En matière disciplinaire, c’est à l’employeur que revient le fardeau de justifier sa décision d’imposer une sanction. Pour y réussir, il doit démontrer qu’il est plus probable qu’improbable que les gestes reprochés se sont produits, qu’ils constituent une faute et que la mesure disciplinaire est proportionnelle dans les circonstances.
La Commission considère que, pour un des quatre motifs de congédiement, les faits et la faute sont prouvés. Il s’agit du deuxième motif, soit la présence d’un lien de subordination réel et direct entre M. Perron et sa conjointe alors qu’elle ne relevait pas de lui. En considérant l’ensemble du dossier et plus particulièrement les facteurs atténuants et ceux aggravants, la Commission conclut que le congédiement n’est pas une sanction proportionnelle à cette faute. Ainsi, elle annule le congédiement et le remplace par une suspension de quatre mois sans salaire.
Le 9 juin 2026, la Commission rend une décision en vertu de l’article 123 de la Loi sur la fonction publique (Loi) sur la demande de révision présentée par M. Louis Jr Lebeau, chef d’unité à l’établissement de détention de Sorel-Tracy.

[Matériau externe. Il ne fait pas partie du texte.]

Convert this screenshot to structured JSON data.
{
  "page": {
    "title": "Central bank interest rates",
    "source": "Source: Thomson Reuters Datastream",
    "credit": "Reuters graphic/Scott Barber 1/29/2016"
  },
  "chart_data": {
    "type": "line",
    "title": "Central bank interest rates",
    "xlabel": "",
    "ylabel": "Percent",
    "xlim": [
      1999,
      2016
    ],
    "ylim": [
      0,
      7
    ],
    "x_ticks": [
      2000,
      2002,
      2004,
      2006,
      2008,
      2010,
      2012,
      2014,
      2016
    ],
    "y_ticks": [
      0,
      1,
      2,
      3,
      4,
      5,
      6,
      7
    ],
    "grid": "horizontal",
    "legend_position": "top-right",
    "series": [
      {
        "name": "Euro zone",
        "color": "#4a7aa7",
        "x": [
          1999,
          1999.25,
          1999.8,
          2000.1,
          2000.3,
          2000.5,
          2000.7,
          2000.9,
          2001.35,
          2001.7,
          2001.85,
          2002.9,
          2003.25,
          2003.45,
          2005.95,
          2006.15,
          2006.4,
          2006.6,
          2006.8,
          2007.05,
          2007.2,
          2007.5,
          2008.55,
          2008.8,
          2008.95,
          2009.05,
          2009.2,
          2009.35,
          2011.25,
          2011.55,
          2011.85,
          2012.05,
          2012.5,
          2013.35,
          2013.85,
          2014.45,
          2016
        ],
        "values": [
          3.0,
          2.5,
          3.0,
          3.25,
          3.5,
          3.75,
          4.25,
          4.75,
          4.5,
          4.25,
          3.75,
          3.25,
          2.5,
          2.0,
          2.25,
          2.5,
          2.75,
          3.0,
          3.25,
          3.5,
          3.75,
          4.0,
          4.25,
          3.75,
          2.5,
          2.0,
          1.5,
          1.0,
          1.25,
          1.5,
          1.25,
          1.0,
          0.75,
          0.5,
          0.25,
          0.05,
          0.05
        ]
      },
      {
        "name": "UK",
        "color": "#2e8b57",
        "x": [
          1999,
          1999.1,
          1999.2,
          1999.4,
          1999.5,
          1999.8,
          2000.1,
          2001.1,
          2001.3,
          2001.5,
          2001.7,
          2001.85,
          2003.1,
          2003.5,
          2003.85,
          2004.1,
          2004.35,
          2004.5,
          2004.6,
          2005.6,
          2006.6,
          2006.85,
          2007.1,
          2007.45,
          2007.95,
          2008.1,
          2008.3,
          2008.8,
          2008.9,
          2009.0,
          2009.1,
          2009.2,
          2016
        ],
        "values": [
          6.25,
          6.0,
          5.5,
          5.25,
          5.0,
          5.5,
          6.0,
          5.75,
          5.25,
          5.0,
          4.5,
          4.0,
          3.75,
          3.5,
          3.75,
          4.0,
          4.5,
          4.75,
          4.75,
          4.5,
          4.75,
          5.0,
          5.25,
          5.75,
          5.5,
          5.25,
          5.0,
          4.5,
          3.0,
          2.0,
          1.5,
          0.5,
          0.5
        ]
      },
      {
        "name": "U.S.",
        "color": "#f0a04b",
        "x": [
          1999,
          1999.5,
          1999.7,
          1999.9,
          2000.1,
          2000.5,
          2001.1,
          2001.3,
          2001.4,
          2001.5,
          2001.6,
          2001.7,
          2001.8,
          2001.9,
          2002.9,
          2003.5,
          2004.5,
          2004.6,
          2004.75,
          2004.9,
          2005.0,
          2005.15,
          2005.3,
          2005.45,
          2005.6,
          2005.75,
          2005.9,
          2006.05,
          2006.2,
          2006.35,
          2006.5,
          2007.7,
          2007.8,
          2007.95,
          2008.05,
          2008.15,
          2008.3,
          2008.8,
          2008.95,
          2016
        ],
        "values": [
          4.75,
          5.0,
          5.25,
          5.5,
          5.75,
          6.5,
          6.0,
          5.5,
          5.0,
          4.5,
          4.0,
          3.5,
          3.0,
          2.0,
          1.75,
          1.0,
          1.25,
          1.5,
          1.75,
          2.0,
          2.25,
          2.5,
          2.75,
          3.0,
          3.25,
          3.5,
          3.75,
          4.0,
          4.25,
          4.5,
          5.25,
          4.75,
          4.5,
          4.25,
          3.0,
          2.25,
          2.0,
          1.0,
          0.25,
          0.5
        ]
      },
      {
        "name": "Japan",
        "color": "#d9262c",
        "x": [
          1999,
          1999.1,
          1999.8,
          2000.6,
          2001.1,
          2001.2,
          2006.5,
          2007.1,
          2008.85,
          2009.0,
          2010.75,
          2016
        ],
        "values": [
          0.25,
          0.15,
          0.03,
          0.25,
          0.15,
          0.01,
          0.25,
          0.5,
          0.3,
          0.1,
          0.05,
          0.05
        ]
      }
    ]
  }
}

Il contestait une réprimande imposée par le ministère de la Sécurité publique (MSP) en décembre 2024. Dans une première décision rendue le 19 mars 2026, en vertu de l’article 33 de la Loi, la Commission avait conclu que les faits reprochés étaient démontrés, qu’ils constituaient une faute disciplinaire et que la réprimande devait être maintenue.
M. Lebeau demande ensuite la révision de cette décision. Il invoque principalement des échanges sur Microsoft Teams survenus en septembre 2025 avec son supérieur. Selon lui, ces messages démontreraient une application irrégulière des règles de réquisition et remettraient en question la preuve présentée lors des audiences initiales.

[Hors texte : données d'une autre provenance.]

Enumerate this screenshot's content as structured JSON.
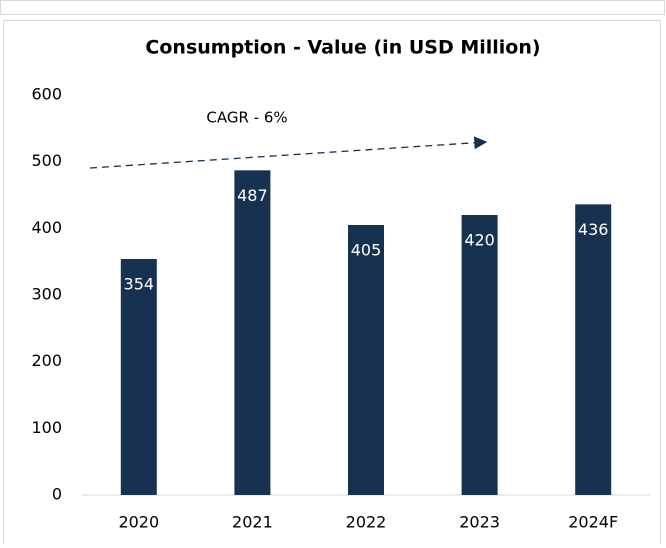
{
  "chart_data": {
    "type": "bar",
    "title": "Consumption - Value (in USD Million)",
    "categories": [
      "2020",
      "2021",
      "2022",
      "2023",
      "2024F"
    ],
    "values": [
      354,
      487,
      405,
      420,
      436
    ],
    "color": "#163250",
    "ylim": [
      0,
      600
    ],
    "yticks": [
      0,
      100,
      200,
      300,
      400,
      500,
      600
    ],
    "annotation": "CAGR - 6%"
  }
}
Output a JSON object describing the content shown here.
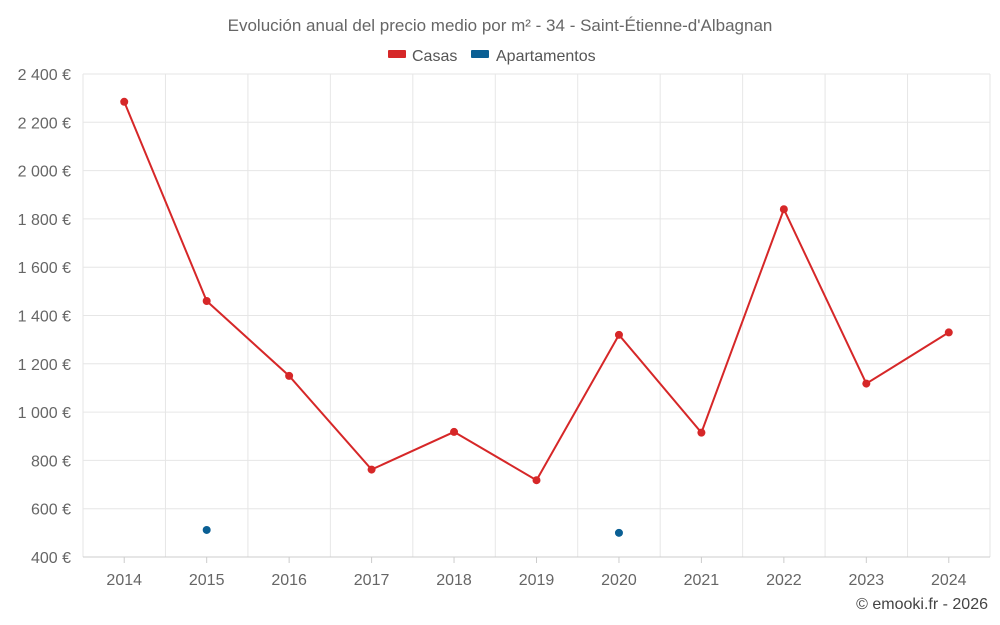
{
  "chart_data": {
    "type": "line",
    "title": "Evolución anual del precio medio por m² - 34 - Saint-Étienne-d'Albagnan",
    "categories": [
      "2014",
      "2015",
      "2016",
      "2017",
      "2018",
      "2019",
      "2020",
      "2021",
      "2022",
      "2023",
      "2024"
    ],
    "ylim": [
      400,
      2400
    ],
    "y_ticks": [
      400,
      600,
      800,
      1000,
      1200,
      1400,
      1600,
      1800,
      2000,
      2200,
      2400
    ],
    "y_tick_labels": [
      "400 €",
      "600 €",
      "800 €",
      "1 000 €",
      "1 200 €",
      "1 400 €",
      "1 600 €",
      "1 800 €",
      "2 000 €",
      "2 200 €",
      "2 400 €"
    ],
    "grid": true,
    "legend_position": "top-center",
    "series": [
      {
        "name": "Casas",
        "color": "#d62728",
        "values": [
          2285,
          1460,
          1150,
          762,
          918,
          718,
          1320,
          915,
          1840,
          1118,
          1330
        ]
      },
      {
        "name": "Apartamentos",
        "color": "#0a5f94",
        "values": [
          null,
          512,
          null,
          null,
          null,
          null,
          500,
          null,
          null,
          null,
          null
        ]
      }
    ]
  },
  "footer": "© emooki.fr - 2026"
}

La Commission en révision conclut toutefois que ces messages ne constituent pas un « fait nouveau » au sens de la loi. Ils sont postérieurs aux audiences et à la décision initiale; ils n’existaient donc pas au moment où la première affaire a été entendue. De plus, même s’ils avaient existé à ce moment-là, ils n’auraient pas eu d’effet déterminant sur l’issue du dossier, puisqu’ils concernent une situation différente de celle de décembre 2024.

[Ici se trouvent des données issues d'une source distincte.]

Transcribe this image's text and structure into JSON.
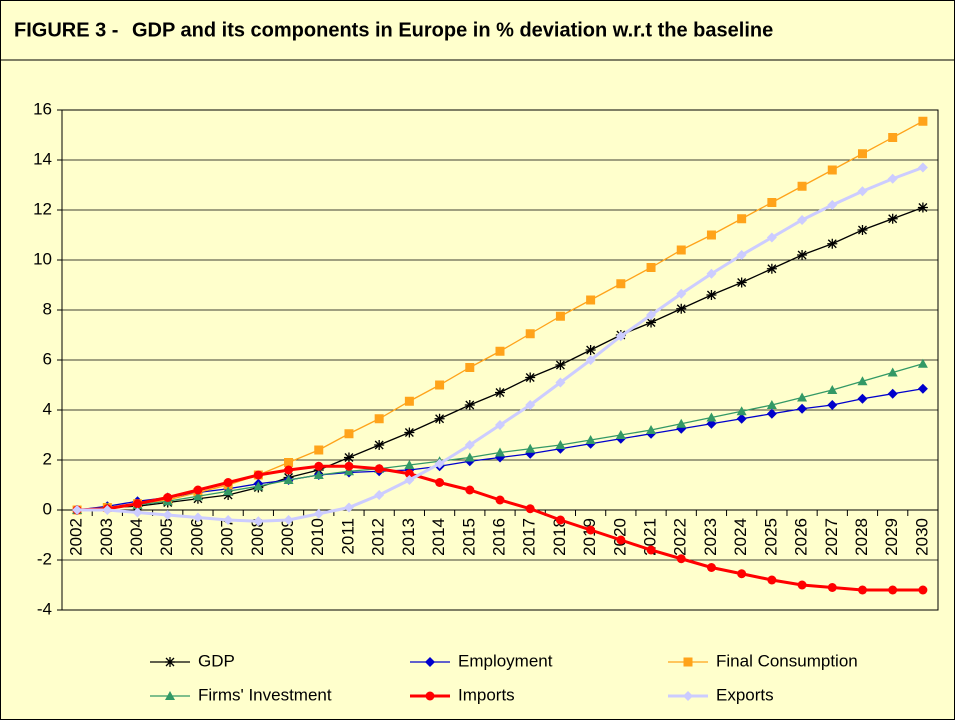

La Commission rappelle aussi que la demande de révision ne peut pas servir à refaire le débat ou à présenter de nouveau les mêmes arguments. Elle considère que M. Lebeau tente essentiellement de remettre en question l’appréciation de la preuve déjà faite dans la décision initiale.
La demande de révision est donc rejetée.
Le 20 février 2026, la Commission accueille partiellement l’appel déposé, en vertu de l’article 33 de la Loi sur la fonction publique, par une directrice après que son employeur, le ministère de l’Environnement, de la Lutte contre les changements climatiques, de la Faune et des Parcs, lui ait imposé une mesure disciplinaire, soit une suspension de trois jours pour avoir effectué un prêt d’argent à une personne qui était sous son autorité.
En matière disciplinaire, c’est à l’employeur que revient le fardeau de justifier sa décision d’imposer une sanction. Pour y réussir, il doit démontrer qu’il est plus probable qu’improbable que les gestes reprochés se sont produits, qu’ils constituent une faute et que la mesure disciplinaire est proportionnelle dans les circonstances.
Après analyse, la Commission juge que les faits au soutien de la mesure disciplinaire ont été prouvés, qu’il y a bien eu faute de la directrice, mais que la sanction est injuste et disproportionnée. En conséquence, la Commission remplace la suspension de trois jours par une réprimande.